The Ninth Circuit Court of Appeals recently held in hiQ Labs, Inc. v. LinkedIn Corp., No. 17-16783 that LinkedIn cannot restrict robotic software from collecting public information on its website. The GDPR takes the opposite approach from the United States in regard to data privacy protection.
The GDPR requires consent of the data subject for all personal information collected. There are six reasons that the GDPR will respect with regard to collecting personal data. Of these six, only consent (which is very unlikely in the case of webscraping) and a legitimate business purpose are applicable. See Article 6 (1) (f) of the GDPR and Recital 47.
Under the GDPR a legitimate business purpose can be simply economic gain but such a reason will not stand if the data subject objects to the collection of the data. The GDPR builds into its architecture the duty of transparency on the part of the data controller. See GDPR Articles 12-13 generally; and specifically for webscraping issues, Article 14. Pursuant to the duty of transparency, the data subject must be notified and given certain categories of information (Article 12), and certain other applicable information (Article 13) and finally if the personal data was not collected directly from the data subject, the webscraper must provide notice to the data subject based on the requirements in Article 14.

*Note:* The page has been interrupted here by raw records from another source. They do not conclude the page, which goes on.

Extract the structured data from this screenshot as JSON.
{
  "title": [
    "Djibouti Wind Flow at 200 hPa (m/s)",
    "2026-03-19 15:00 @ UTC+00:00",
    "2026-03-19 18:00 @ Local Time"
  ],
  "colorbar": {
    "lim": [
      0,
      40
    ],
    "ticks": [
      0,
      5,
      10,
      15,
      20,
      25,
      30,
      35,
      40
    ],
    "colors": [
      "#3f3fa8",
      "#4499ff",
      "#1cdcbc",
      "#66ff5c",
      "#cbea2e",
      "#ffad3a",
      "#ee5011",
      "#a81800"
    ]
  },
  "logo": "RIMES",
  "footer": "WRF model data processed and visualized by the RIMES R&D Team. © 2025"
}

Accordingly, webscrapers must notify every data subject whose data they scrape that they have done so and how the data subject can have their data removed from the webscraper’s control. These duties can be abrogated if the effort would yield a disproportionate impact. That exemption from notification was recently challenged in Poland. In UODO (Poland’s Supervisory Authority) v. Bisnode, the Court had no sympathy for the webscraber and ordered an approximately €220,000 fine as well as required Bisnode to notify approximately 6 million data subjects which would have cost Bisnode approximately € 8 million. Bisnode chose to delete the data instead. However, it is unclear if they have done so given their pending right to appeal and their stated intent to appeal all the way to the Court of Justice. While an English version of the decision could not be found at the time of writing, it seems as though the UODO was troubled by the notice placed on Bisnode’s website which informed website users that data had been scraped by the Bisnode. Unfortunately, for Bisnode if you didn’t know your data had been scraped in the first place, how would you know to go to Bisnode’s site to see the notice? Clearly, Bisnode was aware of the GDPR violation and chose to rely on the disproportionate impact exemption. Bisnode gambled and lost. At least so far. Implicit in the decision however, was that webscraping is not necessarily prohibited in the EU under the GDPR.